Der andere Weg
Was wir alles nicht über China wissen, erläutert Uwe Behrens aus eigener Erfahrung
Von Irmtraud Gutschke
Fast drei Jahrzehnte hat der Autor als promovierter Transportökonom dieses Buches in China gearbeitet, zuletzt als Berater eines in Hongkong ansässigen Unternehmens im Rahmen der Neuen Seidenstraße, die er „das größte Modernisierungsprojekt der Menschheitsgeschichte“ nennt. Da müssen ihm doch angesichts hiesiger Medienverlautbarungen über die Volksrepublik die Haare zu Berge stehen. „Die Menschen glauben viel leichter eine Lüge, die sie schon hundertmal gehört haben, als eine Wahrheit, die ihnen völlig neu ist“, so zitiert er Alfred Polgar, diesen von den Nazis vertriebenen jüdischen Feuilletonisten, zu Beginn seines Buches. Wie kann er mit der Wahrheit gegen die Lüge bestehen?
Indem er prononciert Zeugnis ablegt von dem, was er erlebt, durchdacht und erfahren hat, ist Lesern ist eine überaus interessante Lektüre versprochen. „Ich habe nicht Sinologie studiert, wohl aber das Leben in China.“ Da sehe ich dennoch Leute vor mir, die skeptisch die Stirn runzeln. Jene vermeintlich Besserwissenden wird er womöglich mit diesem Buch dennoch nicht erreichen, wohl aber jene, die neugierig sind.

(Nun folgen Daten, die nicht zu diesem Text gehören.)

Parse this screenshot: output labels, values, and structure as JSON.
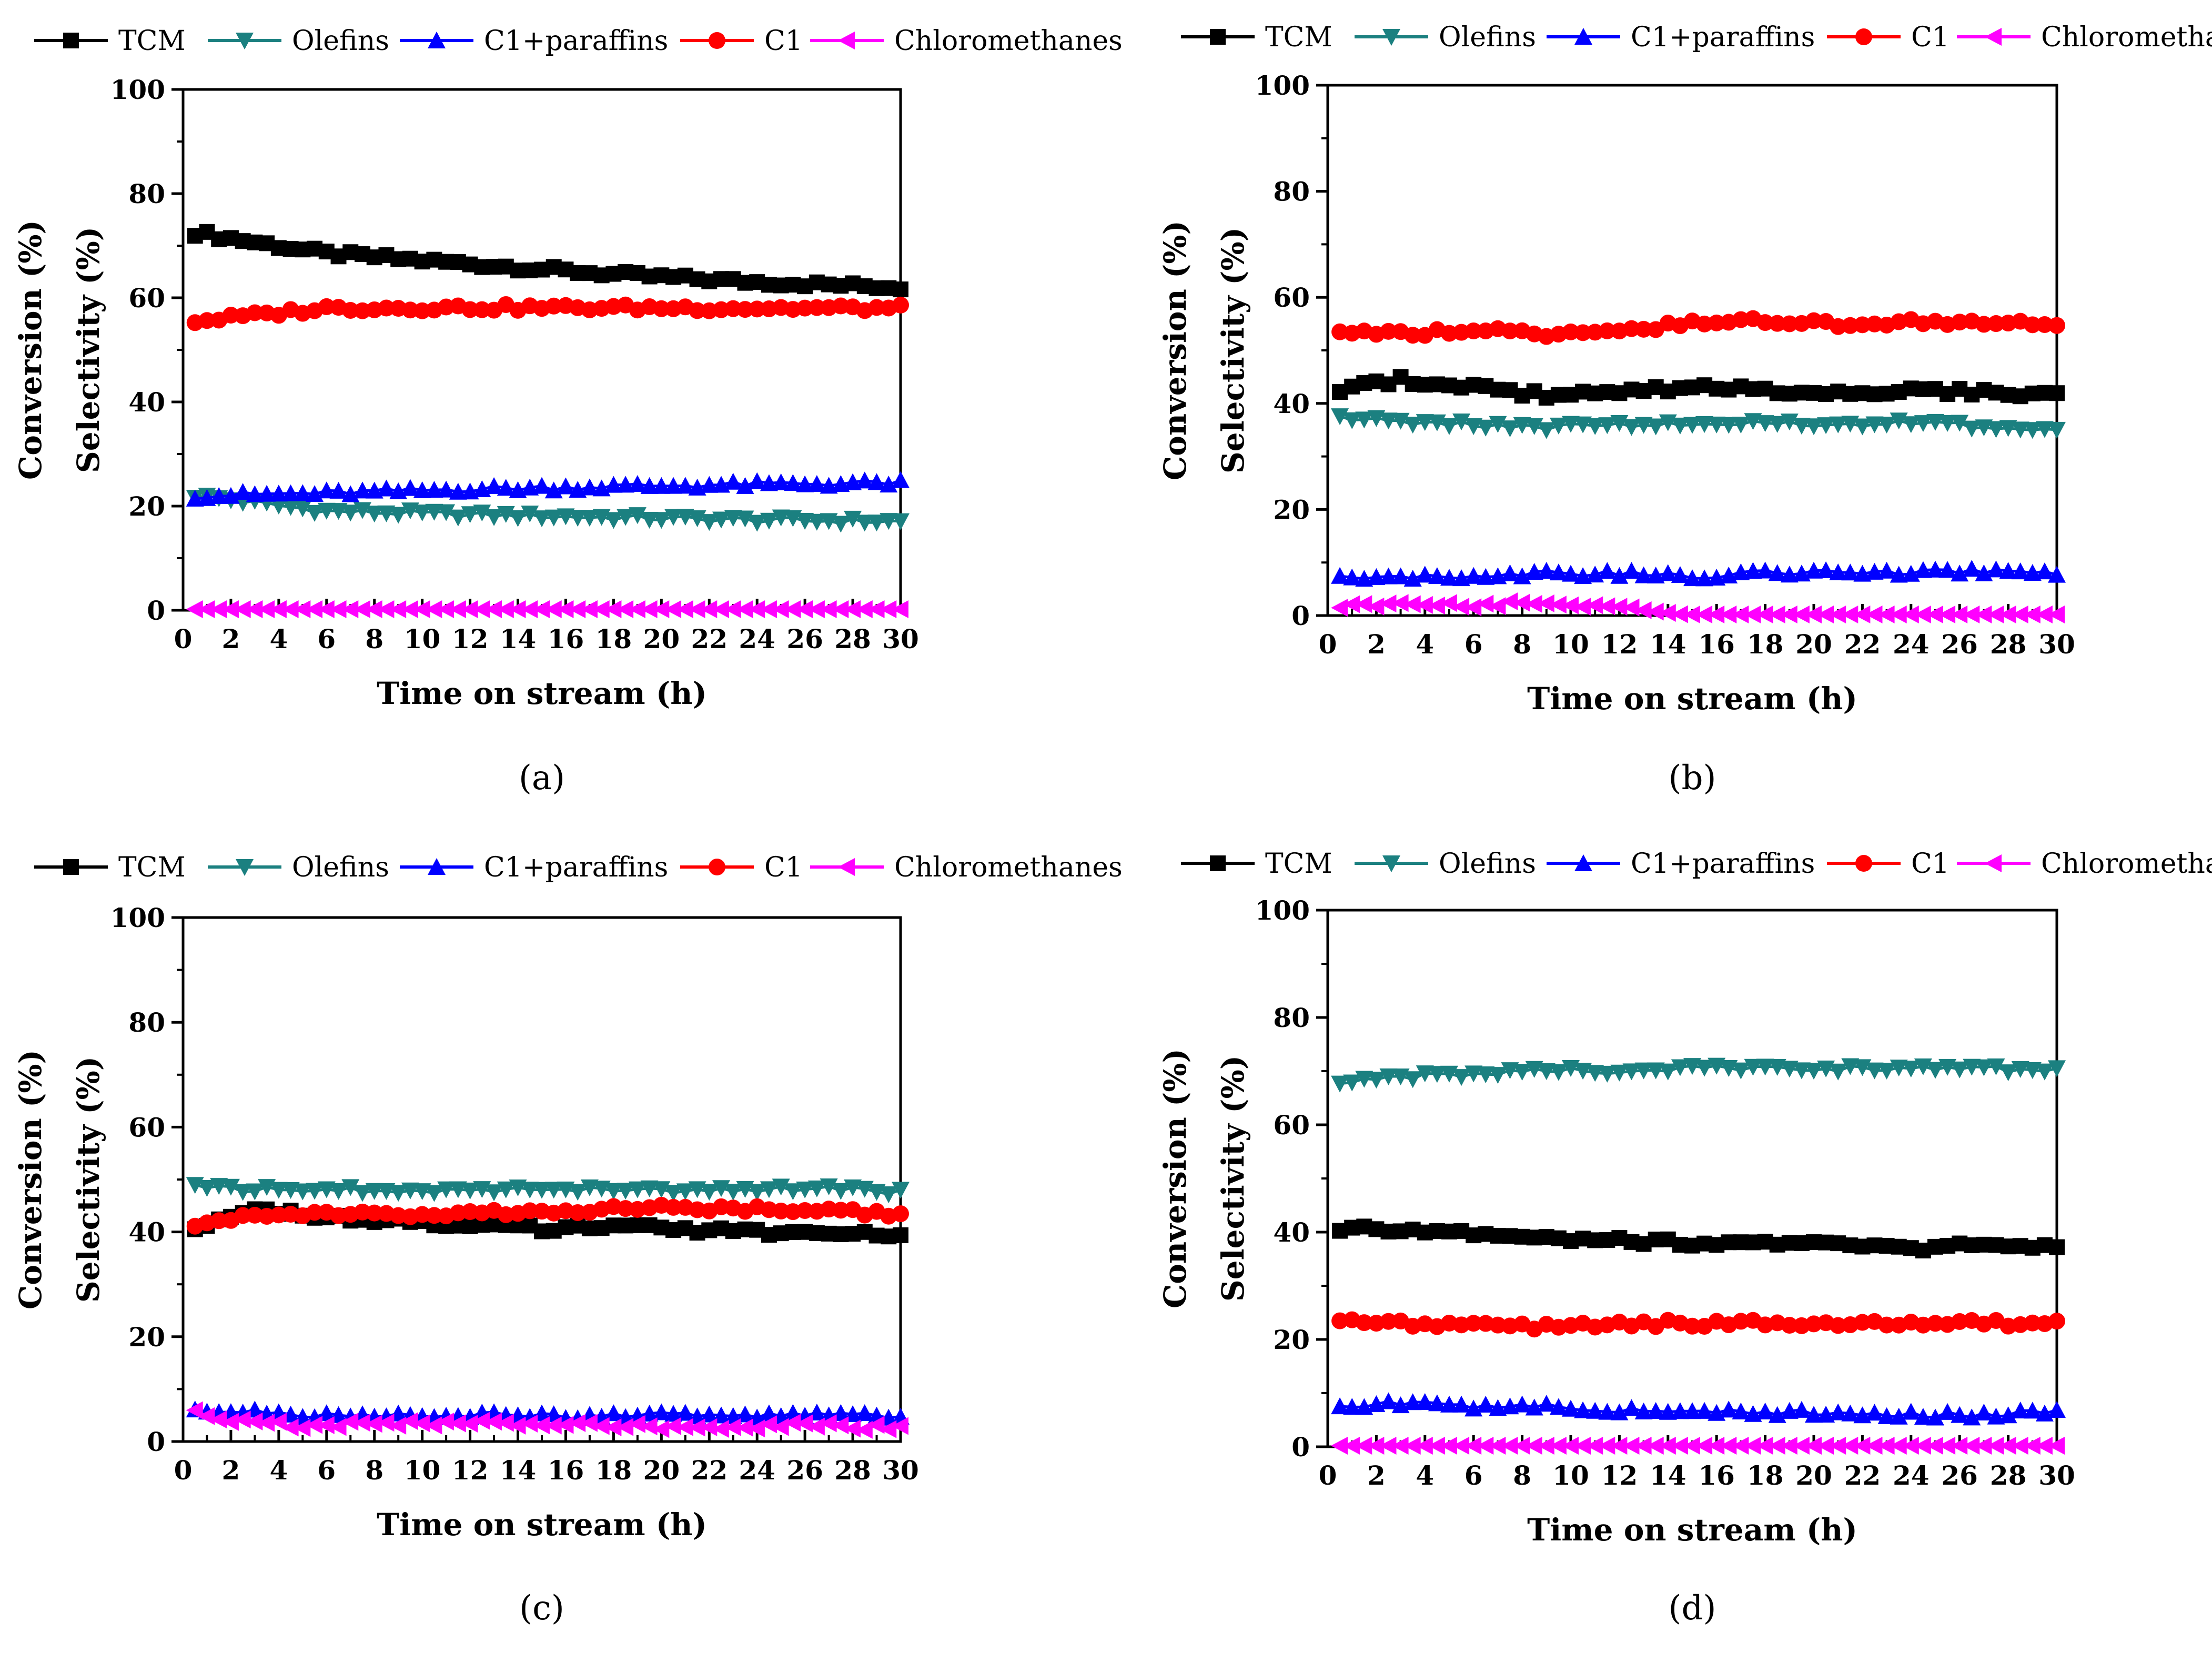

Gelungener Titel: „Feindbild China. Was wir alles nicht über die Volksrepublik wissen“. Warum dieses Feindbild in der Öffentlichkeit genährt wird? Weil dem Westen mit China „ein ernstzunehmender Konkurrent“ erwachsen ist. Der Autor schreibt über Chinas Erfolge bei der Armutsbekämpfung, erklärt die Effizienz der Wirtschaft, bei der es sich eben nicht um Staatskapitalismus handelt, aber auch nicht um die Art Sozialismus, wie sie 1989 scheiterte, und spricht von einer hohen Zufriedenheit der Bürgerinnen und Bürger. In den Kapiteln über den „zivilisatorischen Staat“ und die meritokratische Regierungsform kommt vieles zur Sprache, was uns in Mitteleuropa auf Grund unserer Traditionen fremd ist, was bei Lesen aber auch Sympathie weckt.
Zugleich aber wird im Buch nichts ausgelassen, was mit Vorurteilen und Abwehr behaftet ist: Korruption und Antikorruption, das Sozialpunktesystem, die „Great Firewall“ gegen US-amerikanische Anbieter im Internet, die Uiguren-Frage, Tibet, Hongkong. Uwe Behrens argumentieret unaufgeregt, überzeugt durch Fakten, die man kennen müsste, bevor man urteilt. China will definitiv kein Modell für die Welt sein, aber von der Idee, wie sich ökonomischer Fortschritt mit einer staatlichen Orientierung aufs Gemeinwohl verträgt, ließe sich wohl lernen.
Uwe Behrens: Feindbild China. Was wir alles nicht über die Volksrepublik wissen. Edition Ost, 221 S., br., 15 €.